2012年F1アブダビGPを制したキミ・ライコネン(ロータス)
2012年F1アブダビGPを制したキミ・ライコネン(ロータス)

 ところがこのF1マシンは、「これは子供が乗っても同じラップタイムで走れるわ」というくらいに乗りやすいクルマでした。ピットガレージからの発進の際も、「オートローンチはオンにしてあるから、スロットルは踏まないでください」とエンジニアから指示されるわけです。クラッチをすーっと離すだけでOK。逆にスロットルを踏んだらエンストしてしまう。コースインしてようやくスロットルを踏んで、ようやく普通のクルマの操作を受けつけるという具合でした。やっぱりよくできたクルマでしたよ。

 ステアリングは軽いし、切ったぶんだけクルマは曲がるし、なにしろ空力が自分の時代とはぜんぜん違いました。ここは行けないと思うコーナーでも、スロットルをオフにしてはだめ。もっとスロットルを踏めば、ダウンフォースの力で簡単に曲がれる。僕の知っているF1マシンじゃない。と言ってもそれは10年前のクルマだから、いまのF1マシンはもっと簡単なのでしょう。

 もう10年以上前から、サルが乗っても、カバが乗っても、クマが乗っても、きちんと操作すれば同じラップタイムで走れる。大きなタマも必要無ければ、汗をかいて頑張る必要も無い。むしろ、クールに繊細にアクセル操作やブレーキ操作するだけで良い。ゲームと同じ感覚なのかも知れない。僕の知っている1995年までのF1マシンは、コクピットの中で汗をかいて働くというイメージで、ブレーキングもコーナリングも“えいやっ”という感じだったけれど、もはやそういう時代ではないのでしょう。

■タトラ623R(番外編/レスキューカー)

 F1マシンではありませんが、1995年F1ハンガリーGPで消火活動中に見たこともないレスキューカーに跳ね飛ばされました……(汗)。

 記憶に残るという意味では、自分にとっても、世界のF1ファンにとっても、あれが一番インパクトあるできごとかもしれません。

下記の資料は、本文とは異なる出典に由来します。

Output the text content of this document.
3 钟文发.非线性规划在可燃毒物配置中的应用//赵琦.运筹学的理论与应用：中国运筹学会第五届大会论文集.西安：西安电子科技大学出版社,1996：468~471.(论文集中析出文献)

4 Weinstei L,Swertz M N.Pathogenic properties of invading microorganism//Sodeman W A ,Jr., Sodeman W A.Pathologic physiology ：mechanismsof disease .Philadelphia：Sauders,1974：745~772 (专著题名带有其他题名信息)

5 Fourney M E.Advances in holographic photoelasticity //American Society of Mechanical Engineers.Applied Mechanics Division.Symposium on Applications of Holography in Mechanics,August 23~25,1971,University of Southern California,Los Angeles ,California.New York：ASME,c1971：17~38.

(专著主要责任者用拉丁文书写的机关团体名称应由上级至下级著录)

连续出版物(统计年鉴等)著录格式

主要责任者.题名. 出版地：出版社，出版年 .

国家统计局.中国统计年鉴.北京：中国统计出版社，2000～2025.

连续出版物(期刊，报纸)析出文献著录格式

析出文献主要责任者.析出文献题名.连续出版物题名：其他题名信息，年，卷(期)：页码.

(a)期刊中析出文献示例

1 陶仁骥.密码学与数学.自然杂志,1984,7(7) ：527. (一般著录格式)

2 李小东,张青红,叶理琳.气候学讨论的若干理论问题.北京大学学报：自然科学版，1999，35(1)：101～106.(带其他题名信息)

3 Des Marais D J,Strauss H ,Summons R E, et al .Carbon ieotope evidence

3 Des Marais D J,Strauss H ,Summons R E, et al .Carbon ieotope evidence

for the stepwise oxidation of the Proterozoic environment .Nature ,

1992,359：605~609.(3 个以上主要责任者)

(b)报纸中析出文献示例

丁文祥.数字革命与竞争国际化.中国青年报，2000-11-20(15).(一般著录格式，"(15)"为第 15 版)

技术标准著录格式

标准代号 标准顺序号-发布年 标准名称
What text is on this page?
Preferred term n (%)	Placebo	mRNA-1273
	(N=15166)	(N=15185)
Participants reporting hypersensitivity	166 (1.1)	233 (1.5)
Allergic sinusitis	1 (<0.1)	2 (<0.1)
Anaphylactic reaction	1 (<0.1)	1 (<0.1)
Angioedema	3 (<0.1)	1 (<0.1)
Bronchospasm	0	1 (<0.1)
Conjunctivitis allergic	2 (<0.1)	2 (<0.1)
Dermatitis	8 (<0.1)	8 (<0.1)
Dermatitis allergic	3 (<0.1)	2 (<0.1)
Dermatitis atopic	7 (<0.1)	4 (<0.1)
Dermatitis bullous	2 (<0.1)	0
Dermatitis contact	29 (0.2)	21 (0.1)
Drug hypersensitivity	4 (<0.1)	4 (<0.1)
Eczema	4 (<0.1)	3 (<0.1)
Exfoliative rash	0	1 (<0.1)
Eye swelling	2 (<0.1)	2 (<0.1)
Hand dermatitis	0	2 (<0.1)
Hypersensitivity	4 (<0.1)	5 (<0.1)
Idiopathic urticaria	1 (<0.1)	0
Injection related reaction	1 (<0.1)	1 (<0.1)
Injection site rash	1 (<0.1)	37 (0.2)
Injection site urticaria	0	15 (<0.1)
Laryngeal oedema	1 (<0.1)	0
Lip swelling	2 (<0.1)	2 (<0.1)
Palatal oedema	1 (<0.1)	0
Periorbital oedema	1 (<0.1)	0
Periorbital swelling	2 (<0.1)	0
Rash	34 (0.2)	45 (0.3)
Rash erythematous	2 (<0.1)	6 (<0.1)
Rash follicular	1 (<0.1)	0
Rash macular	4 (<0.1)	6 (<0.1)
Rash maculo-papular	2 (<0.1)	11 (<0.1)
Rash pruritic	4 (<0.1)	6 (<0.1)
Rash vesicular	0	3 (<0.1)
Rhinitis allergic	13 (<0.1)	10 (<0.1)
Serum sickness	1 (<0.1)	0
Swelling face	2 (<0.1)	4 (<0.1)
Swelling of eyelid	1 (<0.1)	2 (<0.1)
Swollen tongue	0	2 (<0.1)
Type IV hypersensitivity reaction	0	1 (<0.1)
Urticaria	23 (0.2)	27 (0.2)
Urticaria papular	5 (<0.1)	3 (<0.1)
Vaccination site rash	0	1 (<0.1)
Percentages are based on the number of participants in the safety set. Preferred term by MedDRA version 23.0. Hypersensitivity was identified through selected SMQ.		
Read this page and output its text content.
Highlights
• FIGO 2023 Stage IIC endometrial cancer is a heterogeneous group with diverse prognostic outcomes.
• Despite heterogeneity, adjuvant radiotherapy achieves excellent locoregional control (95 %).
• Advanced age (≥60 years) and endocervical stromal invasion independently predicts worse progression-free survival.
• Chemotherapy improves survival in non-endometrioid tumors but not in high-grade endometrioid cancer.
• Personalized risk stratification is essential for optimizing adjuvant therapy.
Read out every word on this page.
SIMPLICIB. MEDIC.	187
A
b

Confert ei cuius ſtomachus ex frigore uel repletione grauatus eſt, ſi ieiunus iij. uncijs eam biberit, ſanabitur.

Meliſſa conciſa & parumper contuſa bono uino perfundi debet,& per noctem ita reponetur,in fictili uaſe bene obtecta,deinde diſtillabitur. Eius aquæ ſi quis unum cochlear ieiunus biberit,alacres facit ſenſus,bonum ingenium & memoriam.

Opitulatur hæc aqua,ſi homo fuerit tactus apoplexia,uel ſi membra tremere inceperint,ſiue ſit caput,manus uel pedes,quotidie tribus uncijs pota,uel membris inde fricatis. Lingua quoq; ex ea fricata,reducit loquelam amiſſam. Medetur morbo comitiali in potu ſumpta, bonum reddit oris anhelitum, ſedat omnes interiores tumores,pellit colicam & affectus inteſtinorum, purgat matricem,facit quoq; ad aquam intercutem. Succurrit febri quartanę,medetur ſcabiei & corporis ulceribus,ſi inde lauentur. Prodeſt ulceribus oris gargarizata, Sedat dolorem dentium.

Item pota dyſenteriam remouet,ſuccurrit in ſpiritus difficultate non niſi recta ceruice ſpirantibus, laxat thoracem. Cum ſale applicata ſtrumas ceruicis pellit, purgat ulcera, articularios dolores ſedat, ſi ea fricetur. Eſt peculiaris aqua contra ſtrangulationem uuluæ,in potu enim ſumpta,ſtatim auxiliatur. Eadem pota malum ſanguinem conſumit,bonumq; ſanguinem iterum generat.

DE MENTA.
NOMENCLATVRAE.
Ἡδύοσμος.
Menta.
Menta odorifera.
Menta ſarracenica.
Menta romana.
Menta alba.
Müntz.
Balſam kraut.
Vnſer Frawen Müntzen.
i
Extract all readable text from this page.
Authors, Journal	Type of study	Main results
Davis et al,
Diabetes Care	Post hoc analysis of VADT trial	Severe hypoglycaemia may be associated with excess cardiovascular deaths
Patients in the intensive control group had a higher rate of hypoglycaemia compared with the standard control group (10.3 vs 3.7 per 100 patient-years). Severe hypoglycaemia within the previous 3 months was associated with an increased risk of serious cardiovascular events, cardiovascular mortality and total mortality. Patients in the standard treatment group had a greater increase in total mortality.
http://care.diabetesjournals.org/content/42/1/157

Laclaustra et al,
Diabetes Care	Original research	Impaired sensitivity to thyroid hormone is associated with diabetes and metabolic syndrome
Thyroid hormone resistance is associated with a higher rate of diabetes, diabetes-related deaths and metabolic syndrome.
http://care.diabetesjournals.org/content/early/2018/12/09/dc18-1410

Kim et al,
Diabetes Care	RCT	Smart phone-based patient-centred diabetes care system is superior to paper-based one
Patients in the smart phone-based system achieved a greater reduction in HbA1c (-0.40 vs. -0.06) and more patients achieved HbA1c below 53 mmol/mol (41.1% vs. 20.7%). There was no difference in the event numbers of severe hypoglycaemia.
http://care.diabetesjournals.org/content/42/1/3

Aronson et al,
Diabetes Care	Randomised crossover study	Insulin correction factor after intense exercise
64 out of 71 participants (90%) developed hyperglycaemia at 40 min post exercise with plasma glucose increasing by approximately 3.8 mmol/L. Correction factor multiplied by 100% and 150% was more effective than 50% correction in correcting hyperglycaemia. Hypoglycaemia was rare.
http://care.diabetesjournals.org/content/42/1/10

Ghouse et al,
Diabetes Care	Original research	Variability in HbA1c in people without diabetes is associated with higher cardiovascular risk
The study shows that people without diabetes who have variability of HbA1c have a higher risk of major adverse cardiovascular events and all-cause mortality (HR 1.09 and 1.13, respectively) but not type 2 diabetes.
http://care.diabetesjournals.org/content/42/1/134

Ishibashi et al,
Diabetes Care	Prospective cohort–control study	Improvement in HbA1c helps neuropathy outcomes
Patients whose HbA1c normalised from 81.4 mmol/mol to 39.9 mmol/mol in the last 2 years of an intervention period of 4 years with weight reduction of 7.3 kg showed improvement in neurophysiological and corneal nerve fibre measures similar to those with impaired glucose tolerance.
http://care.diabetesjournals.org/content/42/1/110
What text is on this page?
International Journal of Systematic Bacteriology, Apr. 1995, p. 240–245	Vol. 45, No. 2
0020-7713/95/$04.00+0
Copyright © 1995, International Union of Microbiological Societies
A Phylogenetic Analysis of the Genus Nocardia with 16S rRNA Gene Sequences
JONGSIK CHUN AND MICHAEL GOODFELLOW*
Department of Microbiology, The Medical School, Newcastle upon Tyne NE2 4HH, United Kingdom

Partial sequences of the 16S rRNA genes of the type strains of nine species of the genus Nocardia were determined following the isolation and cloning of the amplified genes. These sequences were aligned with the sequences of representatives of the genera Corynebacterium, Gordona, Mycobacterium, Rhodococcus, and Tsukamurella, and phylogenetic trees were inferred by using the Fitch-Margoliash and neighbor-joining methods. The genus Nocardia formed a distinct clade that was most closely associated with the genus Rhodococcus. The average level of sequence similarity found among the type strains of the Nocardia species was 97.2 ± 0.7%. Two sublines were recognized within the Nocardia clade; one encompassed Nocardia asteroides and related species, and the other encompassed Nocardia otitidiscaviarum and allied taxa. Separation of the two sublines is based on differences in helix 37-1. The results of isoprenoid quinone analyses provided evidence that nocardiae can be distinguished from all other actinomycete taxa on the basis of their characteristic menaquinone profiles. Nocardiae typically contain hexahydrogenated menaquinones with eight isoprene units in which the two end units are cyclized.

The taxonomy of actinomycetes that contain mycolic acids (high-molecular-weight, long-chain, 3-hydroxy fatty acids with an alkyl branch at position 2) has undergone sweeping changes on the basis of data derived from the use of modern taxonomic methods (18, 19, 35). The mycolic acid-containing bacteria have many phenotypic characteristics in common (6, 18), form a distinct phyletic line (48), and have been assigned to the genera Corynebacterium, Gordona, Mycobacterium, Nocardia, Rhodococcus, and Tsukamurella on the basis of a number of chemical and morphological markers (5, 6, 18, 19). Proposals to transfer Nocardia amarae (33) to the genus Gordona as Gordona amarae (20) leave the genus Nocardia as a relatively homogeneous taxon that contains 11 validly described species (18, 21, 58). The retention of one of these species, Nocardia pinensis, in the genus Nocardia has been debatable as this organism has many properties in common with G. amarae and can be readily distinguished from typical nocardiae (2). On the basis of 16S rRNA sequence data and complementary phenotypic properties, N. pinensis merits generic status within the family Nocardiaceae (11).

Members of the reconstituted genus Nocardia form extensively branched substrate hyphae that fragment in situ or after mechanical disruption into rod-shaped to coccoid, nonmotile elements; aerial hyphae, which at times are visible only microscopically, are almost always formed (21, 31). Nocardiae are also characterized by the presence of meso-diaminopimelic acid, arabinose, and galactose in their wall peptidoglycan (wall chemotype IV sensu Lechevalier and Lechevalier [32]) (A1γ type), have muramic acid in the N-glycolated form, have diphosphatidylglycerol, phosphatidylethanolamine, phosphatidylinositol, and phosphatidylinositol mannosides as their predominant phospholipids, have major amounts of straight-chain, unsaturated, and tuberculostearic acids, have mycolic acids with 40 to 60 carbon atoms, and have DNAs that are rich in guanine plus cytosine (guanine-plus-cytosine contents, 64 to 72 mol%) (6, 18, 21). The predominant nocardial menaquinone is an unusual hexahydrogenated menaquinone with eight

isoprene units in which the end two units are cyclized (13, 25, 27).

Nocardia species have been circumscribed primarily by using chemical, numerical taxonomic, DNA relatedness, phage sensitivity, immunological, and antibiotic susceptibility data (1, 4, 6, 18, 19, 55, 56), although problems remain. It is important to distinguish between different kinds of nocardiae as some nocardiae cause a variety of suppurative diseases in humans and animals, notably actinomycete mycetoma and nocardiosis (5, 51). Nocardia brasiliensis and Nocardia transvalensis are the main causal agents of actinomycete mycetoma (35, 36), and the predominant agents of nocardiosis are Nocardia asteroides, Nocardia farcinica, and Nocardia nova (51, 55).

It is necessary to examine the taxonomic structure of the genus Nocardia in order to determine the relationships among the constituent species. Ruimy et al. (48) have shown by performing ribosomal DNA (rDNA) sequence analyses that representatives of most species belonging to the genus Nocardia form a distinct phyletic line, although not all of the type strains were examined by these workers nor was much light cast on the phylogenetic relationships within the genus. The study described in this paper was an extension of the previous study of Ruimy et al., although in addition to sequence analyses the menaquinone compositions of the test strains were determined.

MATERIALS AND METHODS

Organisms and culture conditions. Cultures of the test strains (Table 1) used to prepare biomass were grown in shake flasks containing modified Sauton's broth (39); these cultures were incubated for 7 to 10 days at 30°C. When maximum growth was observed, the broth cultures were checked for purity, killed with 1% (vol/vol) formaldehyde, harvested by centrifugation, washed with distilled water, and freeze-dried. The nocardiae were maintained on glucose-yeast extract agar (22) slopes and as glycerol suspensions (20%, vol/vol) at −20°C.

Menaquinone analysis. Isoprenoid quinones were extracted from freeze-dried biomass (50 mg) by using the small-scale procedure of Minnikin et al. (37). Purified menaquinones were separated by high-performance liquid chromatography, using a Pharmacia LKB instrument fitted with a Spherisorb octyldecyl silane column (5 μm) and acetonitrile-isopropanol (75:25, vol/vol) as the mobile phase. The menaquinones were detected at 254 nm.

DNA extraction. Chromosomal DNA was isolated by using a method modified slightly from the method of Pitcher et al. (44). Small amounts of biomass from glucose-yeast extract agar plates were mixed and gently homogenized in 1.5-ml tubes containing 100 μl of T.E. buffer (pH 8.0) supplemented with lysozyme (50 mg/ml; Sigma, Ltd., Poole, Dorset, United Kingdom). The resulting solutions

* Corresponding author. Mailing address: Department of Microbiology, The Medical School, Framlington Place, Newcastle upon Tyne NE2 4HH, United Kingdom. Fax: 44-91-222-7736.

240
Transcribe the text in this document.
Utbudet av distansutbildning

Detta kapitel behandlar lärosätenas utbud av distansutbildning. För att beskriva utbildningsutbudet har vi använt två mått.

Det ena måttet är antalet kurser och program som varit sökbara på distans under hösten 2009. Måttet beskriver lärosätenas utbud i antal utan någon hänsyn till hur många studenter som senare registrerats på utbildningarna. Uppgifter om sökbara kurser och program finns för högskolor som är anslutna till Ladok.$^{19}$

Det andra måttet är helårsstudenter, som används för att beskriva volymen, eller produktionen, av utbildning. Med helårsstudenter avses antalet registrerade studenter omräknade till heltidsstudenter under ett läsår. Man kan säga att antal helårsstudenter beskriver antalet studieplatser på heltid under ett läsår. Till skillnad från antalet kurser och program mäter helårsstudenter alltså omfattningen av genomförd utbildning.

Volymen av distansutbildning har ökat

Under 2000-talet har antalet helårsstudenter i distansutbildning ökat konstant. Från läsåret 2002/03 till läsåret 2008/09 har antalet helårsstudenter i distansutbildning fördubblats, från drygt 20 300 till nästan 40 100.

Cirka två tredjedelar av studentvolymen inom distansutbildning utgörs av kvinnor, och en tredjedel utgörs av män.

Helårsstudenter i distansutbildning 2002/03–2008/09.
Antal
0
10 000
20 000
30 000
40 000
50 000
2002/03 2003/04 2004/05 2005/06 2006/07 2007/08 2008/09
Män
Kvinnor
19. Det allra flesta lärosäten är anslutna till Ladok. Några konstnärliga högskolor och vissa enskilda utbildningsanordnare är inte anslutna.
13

僕のもうひとつのF1デビューとも言えるでしょう。

 それにしても、あれはなんなんですかね? いまの時代だったら完全に赤旗(レース中断)でしょう? こっちは身体の痛みに耐えているというのに、セーフティカー(SC)さえ入らず、レースはジャンジャンバリバリ継続していたのですから。

 競技は継続したまま救急車が来て、自分はそれに乗せられてメディカルセンターに搬送されて……いまの時代からしたら信じられないですよね。それはともかく、僕はすぐにブダペスト市内の病院へメディカルヘリコプターで移送されると思っていました。

 しかし、のちにF1レースディレクターとなるチャーリー・ホワイティングがメディカルセンターへ顔を出して、「ごめんタキ。いまメディカルヘリコプターを離陸させるわけにはいかない。離陸させるとなると、それはレース赤旗中断を意味する。だからレース終了まで待ってほしい」と言うのですよ!

「いや、痛いんだけど!」と彼に虚しい抵抗を返したことを憶えています。

1995年F1ハンガリーGPで起きた“事件”。タトラ623Rにはねられた井上はその場にうずくまる。
1995年F1ハンガリーGPで起きた“事件”。タトラ623Rにはねられた井上はその場にうずくまる。